EXHIBIT W. 8.6 sets forth complete and accurate information with respect to all bank and savings accounts, money market accounts and safe deposit boxes of Target Group Companies, including each account or box number associated therewith, the bank routing number, the name and address of the institution where such account or box is held and, where available, the name of each applicable Target Group Company’s primary contact at such bank, the purpose of each such account or box (e.g. payroll, checking, etc.), the owner of such account or box and all persons authorized to deliver instructions to the institution in respect of such account or box.

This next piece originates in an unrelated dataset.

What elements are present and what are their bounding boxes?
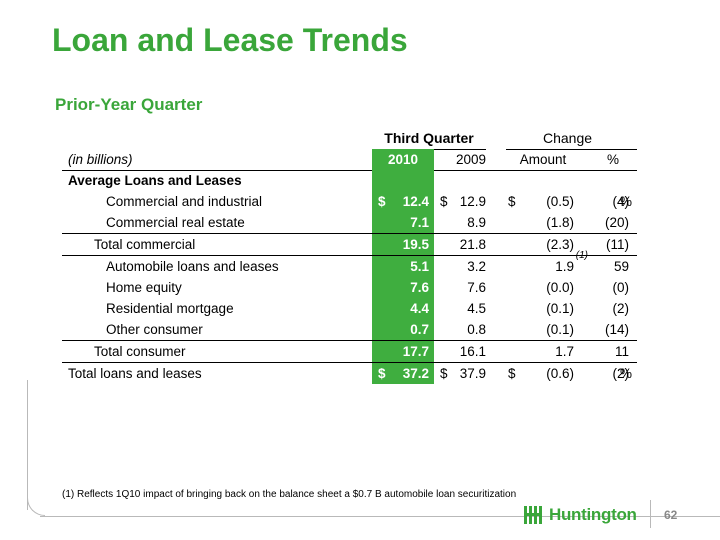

EXHIBIT W. 9.1 contains a complete and correct list of all real estate that is owned or subject to hereditary buildings rights (Erbbaurechte), other in-rem real property rights (grundstücksgleiche Rechte) or equivalent rights in the relevant jurisdictions held by any Target Group Company (the “Owned Real Estate”) setting out for each Owned Real Estate the owner, co-owners (if any), type of legal title, location, size, registration details, type of use, existing encumbrances and other rights of third parties. Except as set forth otherwise in Exhibit W.9.1, the Target Group Companies are the unrestricted legal and commercial owner of the Owned Real Estate. There is no obligation of any Target Group Company (i) to sell, transfer or otherwise dispose of any Owned Real Estate or any part thereof or to create or amend any encumbrances or other rights of third parties thereon or (ii) to acquire any further real estate or rights equivalent to real estate.

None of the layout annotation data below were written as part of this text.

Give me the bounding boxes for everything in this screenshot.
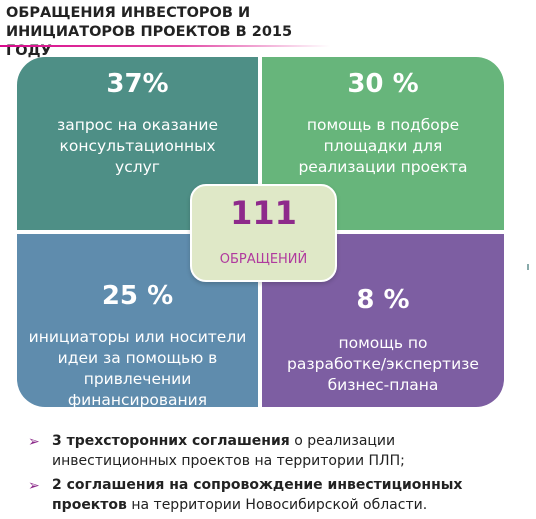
desc-line: привлечении: [83, 370, 192, 388]
desc-line: помощь в подборе: [306, 116, 460, 134]
list-item: ➢ 3 трехсторонних соглашения о реализаци…: [28, 431, 528, 471]
desc-line: услуг: [115, 158, 160, 176]
title-underline: [0, 45, 330, 47]
total-requests-box: 111 ОБРАЩЕНИЙ: [190, 184, 337, 282]
bullet-bold: 2 соглашения на сопровождение инвестицио…: [52, 477, 463, 493]
bullet-bold: проектов: [52, 497, 127, 513]
arrow-right-icon: ➢: [28, 478, 40, 494]
percent-site-selection: 30 %: [347, 69, 419, 99]
desc-line: площадки для: [323, 137, 443, 155]
desc-line: финансирования: [67, 391, 208, 407]
bullet-text: инвестиционных проектов на территории ПЛ…: [52, 453, 405, 469]
quadrant-consulting: 37% запрос на оказание консультационных …: [17, 57, 258, 230]
desc-line: реализации проекта: [298, 158, 468, 176]
bullet-text: о реализации: [289, 433, 396, 449]
percent-financing: 25 %: [101, 281, 174, 311]
percent-business-plan: 8 %: [356, 285, 410, 315]
desc-line: запрос на оказание: [56, 116, 219, 134]
desc-line: консультационных: [59, 137, 216, 155]
desc-business-plan: помощь по разработке/экспертизе бизнес-п…: [268, 333, 498, 396]
desc-financing: инициаторы или носители идеи за помощью …: [23, 327, 252, 407]
arrow-right-icon: ➢: [28, 434, 40, 450]
desc-site-selection: помощь в подборе площадки для реализации…: [268, 115, 498, 178]
desc-line: помощь по: [338, 334, 428, 352]
agreements-list: ➢ 3 трехсторонних соглашения о реализаци…: [28, 431, 528, 519]
total-requests-label: ОБРАЩЕНИЙ: [219, 252, 308, 267]
list-item: ➢ 2 соглашения на сопровождение инвестиц…: [28, 475, 528, 515]
desc-consulting: запрос на оказание консультационных услу…: [23, 115, 252, 178]
title-line-1: ОБРАЩЕНИЯ ИНВЕСТОРОВ И: [6, 5, 251, 21]
title-line-2: ИНИЦИАТОРОВ ПРОЕКТОВ В 2015 ГОДУ: [6, 24, 293, 59]
total-requests-number: 111: [230, 194, 297, 232]
bullet-bold: 3 трехсторонних соглашения: [52, 433, 290, 449]
desc-line: идеи за помощью в: [57, 349, 218, 367]
side-marker: [527, 264, 534, 270]
bullet-text: на территории Новосибирской области.: [126, 497, 428, 513]
page-title: ОБРАЩЕНИЯ ИНВЕСТОРОВ И ИНИЦИАТОРОВ ПРОЕК…: [6, 4, 336, 61]
desc-line: разработке/экспертизе: [287, 355, 479, 373]
desc-line: бизнес-плана: [327, 376, 439, 394]
percent-consulting: 37%: [106, 69, 169, 99]
desc-line: инициаторы или носители: [28, 328, 247, 346]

EXHIBIT W. 9.5 contains a complete and correct list of all real estate that is leased or sub-leased by any of the Target Group Companies as lessee (the “Leased Real Estate”) setting out for each Leased Real Estate the location, size, type of use, and, in relation to the lease or sub-lease agreements, the parties, date of agreement, monthly rent and ancillary payments. Each of the lease or sub-lease agreements is valid, in full force and enforceable in accordance with its terms, establishes the right of the relevant Target Group Company to use such premises for its business. The Target Group Companies and, to Sellers’ Knowledge, all other parties, have complied with all provisions (including rent payment) in all material respects. None of the counterparties under any such lease or sub-lease agreement has given written notice to the relevant Target Group Company of, or made any claim in writing with respect to, any breach or default thereunder, and, to Sellers’ Knowledge, there is no fact giving rise to such a breach or default such that a counterparty would be entitled to terminate it or restrict the rights of the Target Group Company thereunder in any material respect.

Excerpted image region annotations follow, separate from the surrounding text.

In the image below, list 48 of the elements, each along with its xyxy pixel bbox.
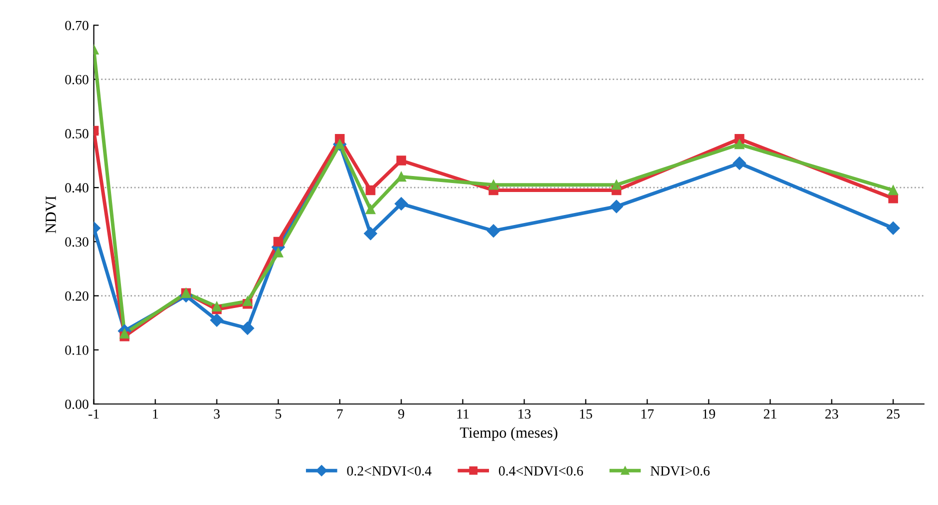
- y-tick-label: 0.50: [65, 129, 88, 138]
- x-tick-label: 9: [398, 409, 404, 419]
- point: [273, 248, 284, 258]
- x-tick-label: 5: [276, 409, 282, 419]
- point: [886, 222, 900, 235]
- point: [488, 180, 498, 190]
- x-axis-title: Tiempo (meses): [460, 427, 558, 441]
- legend-label: 0.2<NDVI<0.4: [347, 466, 432, 476]
- y-tick-label: 0.10: [65, 345, 88, 355]
- y-tick-label: 0.40: [65, 183, 88, 193]
- y-tick-label: 0.30: [65, 237, 88, 247]
- x-tick-label: 25: [886, 409, 900, 419]
- x-tick-label: 13: [518, 409, 531, 419]
- y-tick-label: 0.60: [65, 74, 88, 84]
- point: [612, 180, 622, 190]
- x-tick-label: 17: [641, 409, 654, 418]
- x-tick-label: 3: [214, 409, 220, 419]
- x-tick-label: 21: [764, 409, 776, 418]
- y-tick-label: 0.20: [65, 291, 88, 301]
- point: [486, 224, 500, 238]
- point: [366, 204, 376, 214]
- x-tick-label: 19: [702, 409, 716, 419]
- x-tick-label: 15: [580, 409, 592, 419]
- point: [242, 296, 252, 306]
- x-tick-label: 7: [337, 409, 343, 418]
- point: [212, 302, 222, 312]
- point: [610, 200, 624, 214]
- y-tick-label: 0.70: [65, 20, 88, 30]
- point: [394, 197, 408, 210]
- x-tick-label: 11: [457, 409, 469, 418]
- point: [888, 185, 898, 196]
- point: [240, 322, 254, 335]
- x-tick-label: -1: [88, 409, 99, 418]
- point: [396, 156, 406, 166]
- point: [364, 226, 378, 240]
- x-tick-label: 23: [825, 409, 838, 419]
- y-tick-label: 0.00: [65, 400, 88, 410]
- point: [366, 185, 376, 196]
- point: [210, 314, 224, 327]
- legend-label: NDVI>0.6: [650, 466, 710, 476]
- point: [273, 236, 284, 247]
- y-axis-title: NDVI: [46, 196, 56, 234]
- point: [732, 156, 746, 170]
- legend-label: 0.4<NDVI<0.6: [498, 466, 584, 476]
- point: [396, 172, 406, 182]
- x-tick-label: 1: [153, 409, 158, 418]
- point: [734, 139, 744, 150]
- point: [120, 328, 130, 339]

EXHIBIT W. 10.2 contains a correct and complete list of all (i) Owned Registered IP Rights and, to Sellers’ Knowledge, (ii) non-registered Owned IP Rights that are material for the conduct of the Business (including, in particular, all rights in know-how, technical drawings and proprietary software pertaining to the Business), setting out for each Owned IP Right at least the legal and commercial owner(s), type and subject matter, and, if applicable, the territory for which it is registered or applied for, the registration or applications numbers, and the formal registrant(s).